Williamson, who did not return calls for comment, and his supporters scoffed at the recall effort, saying voters were recall-crazy: In addition to the mayor, a councilwoman faced a recall attempt, as did three board of education members in nearby Westwood Heights School District.

In June, Don Plusquellic, who has been mayor of the struggling blue-collar town of Akron, Ohio, since 1987, overwhelmingly defeated a recall initiative, which cost the city $175,000…. “I’ve been involved in local politics for decades and I’ve never seen anything like this,” said attorney Warner Mendenhall, who spearheaded the mayoral recall effort. “People are energized.
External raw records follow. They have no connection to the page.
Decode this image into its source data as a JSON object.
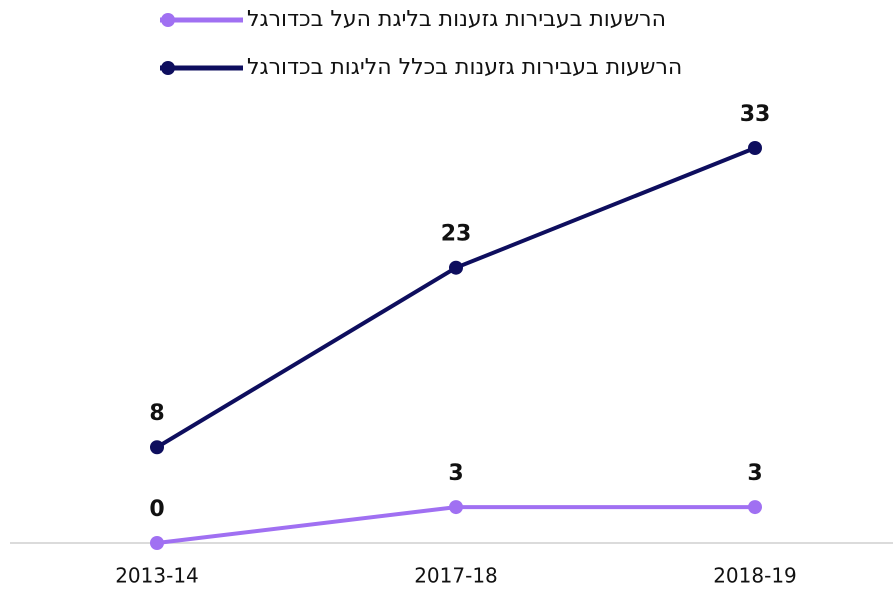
{
  "chart_data": {
    "type": "line",
    "categories": [
      "2013-14",
      "2017-18",
      "2018-19"
    ],
    "series": [
      {
        "name": "הרשעות בעבירות גזענות בליגת העל בכדורגל",
        "color": "#a070f2",
        "values": [
          0,
          3,
          3
        ]
      },
      {
        "name": "הרשעות בעבירות גזענות בכלל הליגות בכדורגל",
        "color": "#0e0e5e",
        "values": [
          8,
          23,
          33
        ]
      }
    ],
    "legend": "top"
  }
}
They’re ready for a fight.”

The entire Times recall summary can be found at the following link.

http://www.latimes.com/news/nationworld/nation/la-na-recall1-2009aug01,0,2626189.story

OK Santa Ana activists. Are you happy with Mayor Pulido? If not are you mad enough to begin a recall?

We need to let every public servant know that while we carried them over the finish line, we will not sit on the sidelines if they fail to deliver. More often than not, instead of drinking Orange Juice, they fill up on Kool Aid with arrogance of power.

Right behind Lance MacLean is CA Assemblyman Anthony Adams, R-Claremont, who broke his pledge not to raise taxes. He is now in the crosshairs of other activists getting petitions on his recall which requires 36,000 valid signatures.